In the implementation, pruning is triggered at the moment a task finishes, when its outputs are checked for eligibility to be discarded. Each file carries a pruning depth parameter that specifies how many generations of consumer tasks must finish before the file can be pruned. Depth-1 pruning is equivalent to aggressive pruning, while depth-k pruning (k is greater than or equal to 2) retains the file until every output of its consumer tasks has itself satisfied the depth-(k-1) criterion. Formally, the pruning time is defined as: P(f) equals the minimum of P-sub-k(g) for all g that are outputs of f's consumers.

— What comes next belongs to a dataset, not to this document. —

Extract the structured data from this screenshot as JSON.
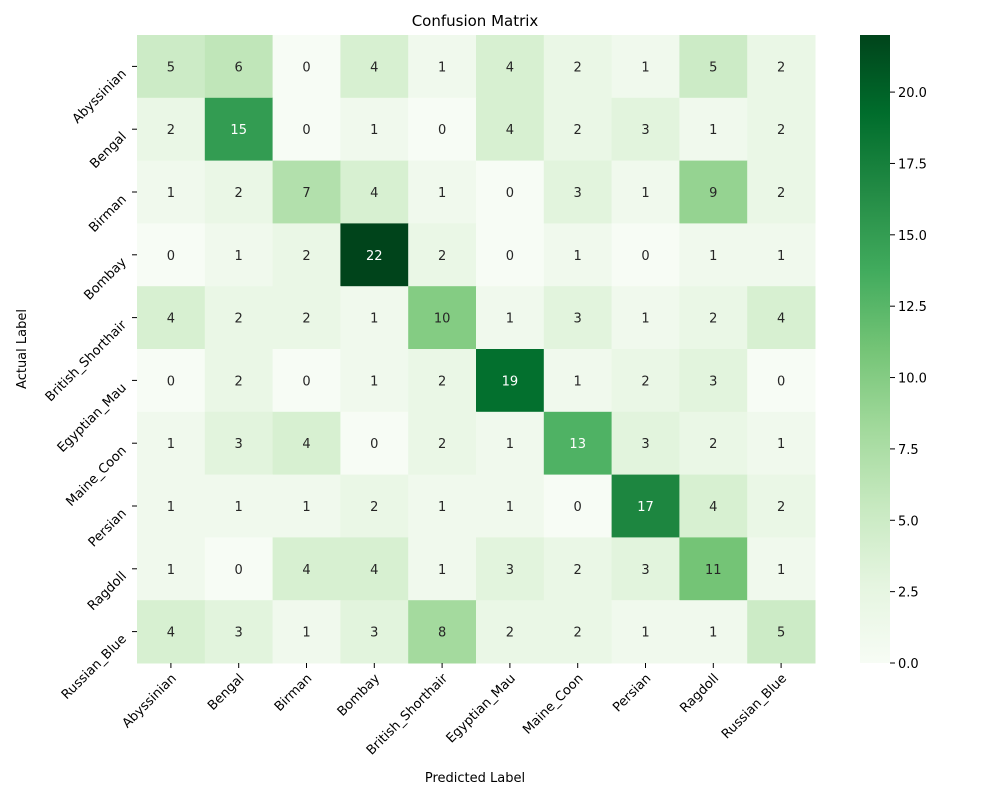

where Cons(F) denotes the consumer tasks of file F and Out(T) the outputs of task T. This recursive evaluation avoids expensive global scans by localizing pruning decisions to task completion events, with overhead proportional only to the chosen depth. As k increases, more ancestor files are preserved, providing redundancy and shrinking recovery sub-DAGs, whereas smaller k values reduce storage usage at the expense of higher recovery cost.
The figure below shows the improvement after applying depth-2 pruning, where we are able to preserve more data redundancy at runtime. At time T, Worker 2 is evicted, File f is completely lost, and we must recover it in order to rerun Task 9. Thanks to depth-2 pruning, File c can be found on another worker, so we can restart from there. This way, we avoid the need to go all the way back, though at the risk of consuming more local storage on individual workers.
Depth-aware pruning can work in conjunction with two other fault tolerance mechanisms in TaskVine: peer replication, in which every intermediate file is replicated across multiple workers, and checkpointing, in which a portion of intermediates are written into the PFS for persistent storage. Subsequent articles will cover these topics to help readers better understand the underlying tradeoffs and know how to select the appropriate parameters to suit their own needs.
TaskVine users can explore the manual to see how to adjust these parameters to suit their needs for the tradeoff between storage efficiency and fault tolerance. For depth-aware pruning, we recommend using aggressive pruning (depth-1 pruning) as the general and default setting to save storage space to the largest extent, and increase the depth parameter when worker failures are not uncommon and additional data redundancy is needed.